Em verdade: Maldita e condenada ao inferno seja a vida que vive exclusivamente para si mesma, pois isso é próprio do gentio, e não do cristão (Lutero).
c) O maioral dos publicanos restitui quatro vezes mais aqueles que tem defraudado. A sua justiça excede em muito a dos escribas e fariseus (Mt 5.20). Estes, apoiando-se em Lv 6.2ss, consideram bastante a restituição por inteiro mais a quinta parte.
Prontificando-se a dar o quádruplo, se coloca ao lado dos ladrões que, conforme ÊX 22,1, são obrigados a devolver quatro ou cinco vezes o roubado.

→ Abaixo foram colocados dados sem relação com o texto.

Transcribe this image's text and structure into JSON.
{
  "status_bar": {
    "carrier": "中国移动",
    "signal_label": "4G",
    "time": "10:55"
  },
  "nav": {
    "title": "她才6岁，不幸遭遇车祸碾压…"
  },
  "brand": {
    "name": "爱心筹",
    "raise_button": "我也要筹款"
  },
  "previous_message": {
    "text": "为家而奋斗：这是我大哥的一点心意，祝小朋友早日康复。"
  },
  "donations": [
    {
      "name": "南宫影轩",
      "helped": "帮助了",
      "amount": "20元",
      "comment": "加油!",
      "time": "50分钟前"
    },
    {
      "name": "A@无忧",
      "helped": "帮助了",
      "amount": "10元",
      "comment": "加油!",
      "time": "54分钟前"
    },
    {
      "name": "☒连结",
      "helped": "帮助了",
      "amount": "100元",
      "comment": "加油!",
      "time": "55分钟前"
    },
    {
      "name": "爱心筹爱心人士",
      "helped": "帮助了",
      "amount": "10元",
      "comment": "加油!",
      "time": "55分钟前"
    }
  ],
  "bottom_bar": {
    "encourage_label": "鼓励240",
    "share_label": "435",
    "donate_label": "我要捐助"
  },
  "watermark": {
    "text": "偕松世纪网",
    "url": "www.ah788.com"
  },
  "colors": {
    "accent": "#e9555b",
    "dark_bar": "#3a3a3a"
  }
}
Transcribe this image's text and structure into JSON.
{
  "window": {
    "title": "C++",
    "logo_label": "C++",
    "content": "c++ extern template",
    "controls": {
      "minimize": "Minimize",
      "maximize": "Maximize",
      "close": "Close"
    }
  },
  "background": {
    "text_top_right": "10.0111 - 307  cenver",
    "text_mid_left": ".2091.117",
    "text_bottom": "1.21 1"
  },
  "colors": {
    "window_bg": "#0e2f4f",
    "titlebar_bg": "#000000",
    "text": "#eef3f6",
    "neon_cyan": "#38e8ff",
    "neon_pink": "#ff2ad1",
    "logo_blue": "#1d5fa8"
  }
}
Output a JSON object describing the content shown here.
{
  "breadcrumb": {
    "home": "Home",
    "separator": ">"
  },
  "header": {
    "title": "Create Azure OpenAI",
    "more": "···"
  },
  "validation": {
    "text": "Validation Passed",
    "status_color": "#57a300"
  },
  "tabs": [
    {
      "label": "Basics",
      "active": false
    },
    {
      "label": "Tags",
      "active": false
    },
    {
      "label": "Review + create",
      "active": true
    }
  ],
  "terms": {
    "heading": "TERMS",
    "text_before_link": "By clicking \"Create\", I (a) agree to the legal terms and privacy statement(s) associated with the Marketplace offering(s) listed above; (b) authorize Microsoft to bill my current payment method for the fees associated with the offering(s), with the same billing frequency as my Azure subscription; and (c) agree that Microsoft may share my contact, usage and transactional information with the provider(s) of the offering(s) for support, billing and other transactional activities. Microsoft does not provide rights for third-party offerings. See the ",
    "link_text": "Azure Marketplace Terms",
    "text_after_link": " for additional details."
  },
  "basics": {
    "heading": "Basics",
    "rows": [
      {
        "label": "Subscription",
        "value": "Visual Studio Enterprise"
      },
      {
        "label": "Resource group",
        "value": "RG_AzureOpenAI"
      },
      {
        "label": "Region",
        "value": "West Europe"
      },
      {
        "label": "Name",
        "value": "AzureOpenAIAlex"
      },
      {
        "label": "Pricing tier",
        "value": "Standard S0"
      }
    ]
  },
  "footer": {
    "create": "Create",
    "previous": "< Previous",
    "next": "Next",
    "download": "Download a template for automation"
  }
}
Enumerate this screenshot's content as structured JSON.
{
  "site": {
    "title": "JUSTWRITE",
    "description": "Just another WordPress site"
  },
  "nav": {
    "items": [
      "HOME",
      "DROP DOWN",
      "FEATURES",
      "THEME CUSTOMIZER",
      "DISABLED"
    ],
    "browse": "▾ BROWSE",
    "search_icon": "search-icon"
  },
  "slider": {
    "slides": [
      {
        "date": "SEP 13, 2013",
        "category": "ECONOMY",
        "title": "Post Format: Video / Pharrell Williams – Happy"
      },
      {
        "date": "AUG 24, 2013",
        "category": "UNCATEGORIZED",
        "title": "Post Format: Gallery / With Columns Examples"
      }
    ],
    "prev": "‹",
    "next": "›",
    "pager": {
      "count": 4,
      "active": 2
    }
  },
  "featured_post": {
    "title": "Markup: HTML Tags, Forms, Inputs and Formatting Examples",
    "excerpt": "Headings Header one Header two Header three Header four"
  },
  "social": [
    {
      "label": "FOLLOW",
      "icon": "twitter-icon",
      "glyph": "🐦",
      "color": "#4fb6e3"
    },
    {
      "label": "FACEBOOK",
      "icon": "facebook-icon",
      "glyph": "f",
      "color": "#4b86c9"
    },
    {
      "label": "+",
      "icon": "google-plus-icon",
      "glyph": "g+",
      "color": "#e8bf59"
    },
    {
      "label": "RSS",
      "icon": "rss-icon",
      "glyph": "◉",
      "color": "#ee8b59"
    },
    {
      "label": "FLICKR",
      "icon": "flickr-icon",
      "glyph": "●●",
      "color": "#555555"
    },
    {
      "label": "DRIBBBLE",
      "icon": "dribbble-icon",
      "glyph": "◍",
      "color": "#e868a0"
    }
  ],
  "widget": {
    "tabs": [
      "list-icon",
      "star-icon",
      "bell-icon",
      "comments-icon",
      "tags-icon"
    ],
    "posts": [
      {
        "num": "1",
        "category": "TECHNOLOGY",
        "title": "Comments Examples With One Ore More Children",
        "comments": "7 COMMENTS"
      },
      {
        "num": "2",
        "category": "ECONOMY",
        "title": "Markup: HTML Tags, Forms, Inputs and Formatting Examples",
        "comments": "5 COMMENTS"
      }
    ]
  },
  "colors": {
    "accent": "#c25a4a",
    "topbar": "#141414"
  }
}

Zaqueu chega a conclusão de que a sua propriedade é roubo. Isso não o leva ao desespero, a desfazer-se dela toda bobamente e emigrar, mas o incita ao seu uso no sentido social, ajudando os espoliados a recuperar a sua dignidade. Ele descobre que propriedade particular tem caráter provisório, visto que Deus exige prestação de contas sobre seu surgimento e sua aplicação. Zaqueu é curado da ideia fixa de que ela seja santa e inviolável. Ele coloca o bem geral à frente do duvidoso direito à propriedade privada. Porque é inadmissível que um folgue enquanto o outro trabalha; que um seja rico enquanto o outro passa penúria. O que temos deve estar a serviço (do próximo); não estando a serviço, estará roubando (Lutero).
Tudo Zaqueu faz por gratidão e amor, pois é amado primeiro; recorda, pois é recordado; vê, pois é visto; procura, pois é procurado.
A liberdade e liberalidade em relação aos seus bens não é condição nem consequência, mas parte integrante da salvação. Sim, a conduta transformada de Zaqueu é a sua salvação.
Lutero: Toda a doutrina, ação e vida cristã resume-se nestas duas partes – crer e amar – pelas quais o homem é colocado entre Deus e o seu próximo, como meio que recebe de cima, e passa adiante em baixo, assemelhando-se a um vaso ou tubo através do qual deve fluir incessantemente o manancial dos bens divinos a outras pessoas.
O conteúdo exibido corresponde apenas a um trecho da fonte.